STM32 Controller does not abort receive request after timeout
JonTBeckett opened this issue · 4 comments
Describe the bug
I see that #160 is bringing the STM32 controllers into this repo. It appears the issue is in that portion primarily. If this portion isn't maintained by USBX, feel free to direct me to the appropriate maintainers.
- What target device are you using? STM32U585
- Which version of Eclipse ThreadX? 6.1.10
- What toolchain and environment? Keil MDK v5.38 with the ARM Clang v6.20.1
Given
- A timeout value has been set for read operations via
ux_device_class_cdc_acm_ioctl()
- At least one call to
ux_device_class_cdc_acm_read()
has timed out
When the host sends data to the device while the device is NOT pending in a call to ux_device_class_cdc_acm_read()
,
Then the data sent by the host is never delivered to the device application even on subsequent calls to ux_device_class_cdc_acm_read()
It appears that the STM32 controller is not aborting the transfer request in the USB peripheral HW, causing an unexpected interrupt. Eventually HAL_PCD_DataOutStageCallback()
in the ux_dcd_stm32_callback.c
file is called in the interrupt handler. This function sets the size of the incoming data in the appropriate UX_SLAVE_TRANSFER
structure and then the appropriate semaphore is “put”. The issue comes from the fact that on the subsequent call to ux_device_class_cdc_acm_read()
, the size in the UX_SLAVE_TRANSFER
structure is set to 0, clearing any record of data already in the buffer.
Using TraceX, I confirmed that the interrupt happens before the call to ux_device_class_cdc_acm_read()
by observing that there were no threads pending on the semaphore when the semaphore is “put”.
Locally, I was able to mitigate this issue in two ways:
- Setting the transfer request size to 0 after completing the read instead of before (still setting to 0 before transmit requests).
- This obviously doesn’t directly solve the issue as there is no guarantee that the buffer provided to the USB peripheral HW when the receive request was setup is still valid when the interrupt occurs.
- Checking the return value of the semaphore “get” operation in
_ux_dcd_stm32_transfer_request()
(found inux_dcd_stm32_transfer_request.c
) and calling_ux_dcd_stm32_transfer_abort()
on appropriate errors (namely whenTX_NO_INSTANCE
is returned.- My quick patch implementation of this still has a race condition between the interrupt and the aborting of the transfer request though so it is just a proof of concept at this point.
To Reproduce
I don't have a demo project to share but I believe that any project that uses the CDC ACM Device class on STM32 will demonstrate the issue.
The following steps provide a good starting point for forcing this issue to occur.

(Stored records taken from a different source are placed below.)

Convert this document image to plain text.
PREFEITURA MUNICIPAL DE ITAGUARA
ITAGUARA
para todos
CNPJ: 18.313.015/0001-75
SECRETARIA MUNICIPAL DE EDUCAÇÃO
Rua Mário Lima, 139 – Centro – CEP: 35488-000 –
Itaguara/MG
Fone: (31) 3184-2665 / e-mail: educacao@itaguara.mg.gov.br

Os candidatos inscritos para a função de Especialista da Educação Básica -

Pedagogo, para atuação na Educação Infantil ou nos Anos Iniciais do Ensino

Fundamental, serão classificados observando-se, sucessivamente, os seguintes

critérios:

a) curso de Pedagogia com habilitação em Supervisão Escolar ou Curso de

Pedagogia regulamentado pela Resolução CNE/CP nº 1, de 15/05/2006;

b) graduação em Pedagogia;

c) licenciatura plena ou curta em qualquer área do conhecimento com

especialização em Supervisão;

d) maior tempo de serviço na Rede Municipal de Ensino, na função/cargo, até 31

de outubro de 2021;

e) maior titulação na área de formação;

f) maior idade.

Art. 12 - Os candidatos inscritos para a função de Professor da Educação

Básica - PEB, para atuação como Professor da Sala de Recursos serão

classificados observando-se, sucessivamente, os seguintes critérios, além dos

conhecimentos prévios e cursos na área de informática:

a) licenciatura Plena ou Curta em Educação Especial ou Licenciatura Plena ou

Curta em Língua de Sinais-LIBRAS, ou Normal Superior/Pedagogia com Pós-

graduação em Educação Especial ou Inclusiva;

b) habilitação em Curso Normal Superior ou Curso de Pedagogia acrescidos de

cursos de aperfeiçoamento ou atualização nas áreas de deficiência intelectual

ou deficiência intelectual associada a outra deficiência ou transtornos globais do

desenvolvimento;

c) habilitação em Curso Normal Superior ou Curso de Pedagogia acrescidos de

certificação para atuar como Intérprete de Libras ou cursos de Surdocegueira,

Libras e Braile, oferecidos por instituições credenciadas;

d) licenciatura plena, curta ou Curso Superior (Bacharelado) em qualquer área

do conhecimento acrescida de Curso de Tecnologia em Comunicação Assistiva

- DEVICE: Set the timeout value for reads to a low value (100ms is what I used) via
ux_device_class_cdc_acm_ioctl()
. - DEVICE: Perform at least one read via
ux_device_class_cdc_acm_read()
that times out BEFORE sending any data from the host to the device. - DEVICE: Wait a relatively long time before performing another read (I used 15 seconds for this time period to force the issue)
- HOST: Send any data to the device (ensuring it happens after the first timeout and during the length of time described in step 3)
- Note that the device application never receives the data even on subsequent calls to
ux_device_class_cdc_acm_read()
Expected behavior
The USB peripheral HW transfer request should be aborted so that the interrupt does not occur outside of reads.
Impact
This lowers my team's confidence in USBX. It is not a show stopper as the odds of it happening during normal operations are fairly low as long as the processing time between calls to ux_device_class_cdc_acm_read()
is small. We will be doing further stress testing to see how often we hit it in general operating conditions and may have to move away from USBX if it occurs frequently enough.
I see that the related PR has been closed without merging because the files will be delivered in a dedicated repo. Is there any info on which repo and where that will be?